A RCTV paga o preço de ser independente. As outras emissoras privadas de rádio e televisão há anos chegaram a bons termos com o coronel Chávez e, por isso, não são incomodadas. Mas a RCTV, dirigida por Marcel Granier, continuou fazendo um jornalismo objetivo, chocando-se, por isso mesmo, com o projeto bolivariano. Num primeiro momento, Chávez tentou cooptar a direção da rede. Como isso não funcionou, passou para o método da coação financeira e da intimidação física. Cerca de 150 funcionários da RCTV - denuncia Granier - já foram agredidos por integrantes dos Círculos Bolivarianos. No pior atentado, um caminhão em chamas foi projetado contra a entrada principal do prédio da RCTV. Os autores desses atentados nunca foram identificados.

Agora, o coronel Hugo Chávez cala a RCTV fazendo uso dos imensos e arbitrários poderes que acumulou, entre eles o de editar leis delegadas, que não passam pelo Congresso.

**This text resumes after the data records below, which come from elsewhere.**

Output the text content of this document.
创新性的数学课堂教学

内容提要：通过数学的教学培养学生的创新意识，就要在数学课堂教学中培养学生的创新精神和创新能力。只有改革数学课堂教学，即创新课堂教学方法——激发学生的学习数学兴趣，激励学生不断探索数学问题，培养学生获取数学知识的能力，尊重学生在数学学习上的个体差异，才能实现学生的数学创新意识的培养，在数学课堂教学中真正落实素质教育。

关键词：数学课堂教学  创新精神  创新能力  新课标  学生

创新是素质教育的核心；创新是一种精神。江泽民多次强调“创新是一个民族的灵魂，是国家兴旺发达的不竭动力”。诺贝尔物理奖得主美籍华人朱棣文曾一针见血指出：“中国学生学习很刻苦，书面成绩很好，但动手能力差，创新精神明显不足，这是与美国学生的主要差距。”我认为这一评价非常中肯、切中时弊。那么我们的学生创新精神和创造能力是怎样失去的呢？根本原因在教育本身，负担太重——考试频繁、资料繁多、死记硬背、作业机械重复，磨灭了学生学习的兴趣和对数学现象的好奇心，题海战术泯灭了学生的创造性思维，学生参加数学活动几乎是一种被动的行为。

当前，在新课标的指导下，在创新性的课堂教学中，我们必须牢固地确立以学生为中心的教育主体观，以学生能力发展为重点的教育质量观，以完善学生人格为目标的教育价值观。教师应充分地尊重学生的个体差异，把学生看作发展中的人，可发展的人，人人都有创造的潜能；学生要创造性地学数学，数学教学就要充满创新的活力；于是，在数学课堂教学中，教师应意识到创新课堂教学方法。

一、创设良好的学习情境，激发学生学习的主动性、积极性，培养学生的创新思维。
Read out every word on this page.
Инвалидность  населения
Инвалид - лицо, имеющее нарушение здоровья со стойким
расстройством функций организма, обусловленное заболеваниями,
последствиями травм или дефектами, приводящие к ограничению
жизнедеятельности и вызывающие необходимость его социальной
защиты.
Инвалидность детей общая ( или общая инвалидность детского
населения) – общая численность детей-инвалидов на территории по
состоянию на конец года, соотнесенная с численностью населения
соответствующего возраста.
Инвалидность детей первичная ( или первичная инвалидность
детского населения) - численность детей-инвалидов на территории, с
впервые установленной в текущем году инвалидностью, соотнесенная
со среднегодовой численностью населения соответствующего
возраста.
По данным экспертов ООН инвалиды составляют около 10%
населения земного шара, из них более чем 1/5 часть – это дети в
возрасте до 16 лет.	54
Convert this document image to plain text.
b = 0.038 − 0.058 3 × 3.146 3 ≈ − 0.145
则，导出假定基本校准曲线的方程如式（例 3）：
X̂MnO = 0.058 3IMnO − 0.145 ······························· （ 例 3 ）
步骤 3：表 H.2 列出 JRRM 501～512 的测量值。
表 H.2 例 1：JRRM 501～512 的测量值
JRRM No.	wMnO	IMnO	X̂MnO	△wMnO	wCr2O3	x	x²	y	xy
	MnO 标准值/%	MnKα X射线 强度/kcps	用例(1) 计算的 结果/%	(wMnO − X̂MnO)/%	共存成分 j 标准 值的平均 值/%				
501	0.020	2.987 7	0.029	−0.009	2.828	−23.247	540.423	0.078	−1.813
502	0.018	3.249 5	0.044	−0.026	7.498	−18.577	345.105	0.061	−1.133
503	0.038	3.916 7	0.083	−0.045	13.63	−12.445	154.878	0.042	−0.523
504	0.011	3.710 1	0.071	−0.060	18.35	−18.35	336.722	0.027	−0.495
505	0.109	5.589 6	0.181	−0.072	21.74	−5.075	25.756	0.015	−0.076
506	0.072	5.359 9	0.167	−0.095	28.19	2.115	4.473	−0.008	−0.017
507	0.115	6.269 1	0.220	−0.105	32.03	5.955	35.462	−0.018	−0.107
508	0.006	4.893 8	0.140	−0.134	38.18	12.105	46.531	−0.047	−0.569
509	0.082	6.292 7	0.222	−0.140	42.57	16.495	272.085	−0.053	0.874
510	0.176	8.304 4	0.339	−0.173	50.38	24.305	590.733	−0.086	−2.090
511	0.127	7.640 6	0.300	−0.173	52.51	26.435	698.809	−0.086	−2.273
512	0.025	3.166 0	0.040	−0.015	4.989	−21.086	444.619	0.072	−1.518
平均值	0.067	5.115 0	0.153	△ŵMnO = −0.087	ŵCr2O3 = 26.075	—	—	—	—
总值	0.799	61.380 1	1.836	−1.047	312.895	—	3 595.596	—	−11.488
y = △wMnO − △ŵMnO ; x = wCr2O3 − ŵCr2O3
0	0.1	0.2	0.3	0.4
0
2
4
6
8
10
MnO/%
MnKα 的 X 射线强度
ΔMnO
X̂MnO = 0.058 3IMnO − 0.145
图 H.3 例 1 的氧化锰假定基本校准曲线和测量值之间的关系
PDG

No lugar da RCTV, nas mesmas freqüências, irá ao ar, ainda hoje, a Teves, da recém-criada Fundação Televisora Venezuelana Social, que se somará às três redes estatais já existentes.

O coronel Hugo Chávez, que já controla as instituições do Estado venezuelano, agora se dedica a ampliar e consolidar o controle da sociedade. Na terça-feira anunciou a criação de uma polícia comunitária, formada por militantes bolivarianos. Essa polícia de bairro deverá integrar os Conselhos Comunitários, organizações chavistas concebidas para esvaziar as funções dos prefeitos municipais.

O pretexto para a formação da polícia comunitária é o combate à criminalidade. Mas o modelo de Chávez, para variar, é Cuba. Segundo ele, o problema da segurança pública é explosivo em toda parte. ¿Agora, se você vai para Havana, é muito raro que se registre algum homicídio, porque tem outro modo de vida, que não é esse modo consumista.¿ Pois à moda dos Comitês de Defesa da Revolução do companheiro Fidel, ele cria a sua polícia de bairro, que não é para combater o crime, mas para impor lealdade à ¿revolução¿.